Ahmed Hamad, 65, told the Weekly that two of his sons worked for the government in Ramallah, while a third worked for a government agency in Gaza. Together, they have 540 shekels deducted from their monthly salaries, even though they live in the same house and suffer from the ongoing electricity crisis.
A further cause of the fuel crisis in Gaza is political and related to the internal rift among the Palestinians. While the Arab League has said that Gaza can be hooked up to the regional grid that covers seven countries, among them Egypt, this can only happen if the Palestinian factions reach reconciliation first.
According to the League, Gaza cannot be connected to the regional grid in the absence of a request from Mahmoud Abbas in his capacity as Palestinian president.
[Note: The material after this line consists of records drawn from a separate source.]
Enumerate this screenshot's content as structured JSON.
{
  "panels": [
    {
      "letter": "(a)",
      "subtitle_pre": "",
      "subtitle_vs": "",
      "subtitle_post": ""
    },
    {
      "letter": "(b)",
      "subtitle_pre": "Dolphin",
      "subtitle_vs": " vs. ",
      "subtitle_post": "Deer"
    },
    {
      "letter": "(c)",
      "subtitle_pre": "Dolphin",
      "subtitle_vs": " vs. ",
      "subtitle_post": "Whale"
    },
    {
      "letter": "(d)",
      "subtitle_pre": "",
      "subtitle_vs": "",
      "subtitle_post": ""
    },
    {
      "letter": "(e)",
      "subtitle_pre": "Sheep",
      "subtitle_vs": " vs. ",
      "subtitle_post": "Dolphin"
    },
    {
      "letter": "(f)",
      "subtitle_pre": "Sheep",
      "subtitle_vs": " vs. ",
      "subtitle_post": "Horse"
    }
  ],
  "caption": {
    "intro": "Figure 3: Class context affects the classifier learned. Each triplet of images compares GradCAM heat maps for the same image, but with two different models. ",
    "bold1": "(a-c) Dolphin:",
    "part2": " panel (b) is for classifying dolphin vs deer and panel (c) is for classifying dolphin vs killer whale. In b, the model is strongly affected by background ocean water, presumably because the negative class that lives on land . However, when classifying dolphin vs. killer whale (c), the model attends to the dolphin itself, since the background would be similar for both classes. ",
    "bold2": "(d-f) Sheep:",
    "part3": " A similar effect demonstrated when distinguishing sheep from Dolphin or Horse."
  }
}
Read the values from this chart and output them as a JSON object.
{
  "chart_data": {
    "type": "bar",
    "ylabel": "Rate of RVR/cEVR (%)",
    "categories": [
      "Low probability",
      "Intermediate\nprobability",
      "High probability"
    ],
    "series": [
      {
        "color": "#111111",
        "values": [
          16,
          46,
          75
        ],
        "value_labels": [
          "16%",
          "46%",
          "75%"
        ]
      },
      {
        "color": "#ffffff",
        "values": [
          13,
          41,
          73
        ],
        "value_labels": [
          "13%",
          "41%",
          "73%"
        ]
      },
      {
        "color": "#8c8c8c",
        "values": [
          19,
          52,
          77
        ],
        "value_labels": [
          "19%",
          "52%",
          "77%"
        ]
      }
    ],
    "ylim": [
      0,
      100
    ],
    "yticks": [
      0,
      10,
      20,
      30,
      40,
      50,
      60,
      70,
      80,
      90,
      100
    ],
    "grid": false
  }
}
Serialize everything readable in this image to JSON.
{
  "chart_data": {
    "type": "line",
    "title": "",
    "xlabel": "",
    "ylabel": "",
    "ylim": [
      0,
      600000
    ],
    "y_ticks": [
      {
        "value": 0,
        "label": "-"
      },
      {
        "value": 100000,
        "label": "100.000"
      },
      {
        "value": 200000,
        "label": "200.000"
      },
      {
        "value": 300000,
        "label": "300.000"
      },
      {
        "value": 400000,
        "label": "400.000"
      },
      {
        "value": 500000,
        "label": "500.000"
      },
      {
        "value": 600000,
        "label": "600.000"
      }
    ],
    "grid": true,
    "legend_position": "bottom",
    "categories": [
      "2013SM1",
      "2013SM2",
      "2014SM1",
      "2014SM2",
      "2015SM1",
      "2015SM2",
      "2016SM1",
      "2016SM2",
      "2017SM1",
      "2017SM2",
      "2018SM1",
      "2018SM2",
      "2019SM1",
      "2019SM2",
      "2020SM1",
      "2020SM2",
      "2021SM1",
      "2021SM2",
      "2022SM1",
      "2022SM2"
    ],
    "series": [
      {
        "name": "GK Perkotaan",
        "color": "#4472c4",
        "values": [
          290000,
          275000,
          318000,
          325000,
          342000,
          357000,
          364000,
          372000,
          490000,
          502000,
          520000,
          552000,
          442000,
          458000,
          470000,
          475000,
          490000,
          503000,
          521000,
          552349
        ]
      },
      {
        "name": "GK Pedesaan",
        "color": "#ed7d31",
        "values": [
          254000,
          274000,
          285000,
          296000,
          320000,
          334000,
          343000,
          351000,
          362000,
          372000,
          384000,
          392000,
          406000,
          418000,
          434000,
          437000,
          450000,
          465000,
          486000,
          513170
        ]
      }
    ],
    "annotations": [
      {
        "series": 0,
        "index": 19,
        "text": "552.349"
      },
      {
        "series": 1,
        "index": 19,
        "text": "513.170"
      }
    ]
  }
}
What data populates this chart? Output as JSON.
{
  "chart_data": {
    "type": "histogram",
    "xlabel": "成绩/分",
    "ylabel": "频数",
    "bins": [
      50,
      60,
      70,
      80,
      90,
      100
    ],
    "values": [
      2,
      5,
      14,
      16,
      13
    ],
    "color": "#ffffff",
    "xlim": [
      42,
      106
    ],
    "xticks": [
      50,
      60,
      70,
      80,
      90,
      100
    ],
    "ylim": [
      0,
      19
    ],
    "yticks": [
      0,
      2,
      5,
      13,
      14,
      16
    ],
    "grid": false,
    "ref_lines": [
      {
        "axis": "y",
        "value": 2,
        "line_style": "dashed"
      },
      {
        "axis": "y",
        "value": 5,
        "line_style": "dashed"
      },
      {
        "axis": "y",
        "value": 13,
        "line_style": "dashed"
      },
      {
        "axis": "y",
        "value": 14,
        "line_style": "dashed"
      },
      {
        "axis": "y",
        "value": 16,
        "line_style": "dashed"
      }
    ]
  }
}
However, it seems that Abbas has been treating the electricity question in Gaza as one of the issues needing to be resolved as part of a comprehensive agreement between the factions, and it has several times been on the agenda of talks between Abbas and Khaled Meshaal, head of the Hamas political bureau.
Some of the pressures afflicting Palestinians in Gaza have been caused by the Israeli blockade. However, others have been caused by the Palestinians' own failure to establish a system of government that puts the welfare of the people first.
Until such a system is in place, the Palestinians' daily tragedy is likely to continue.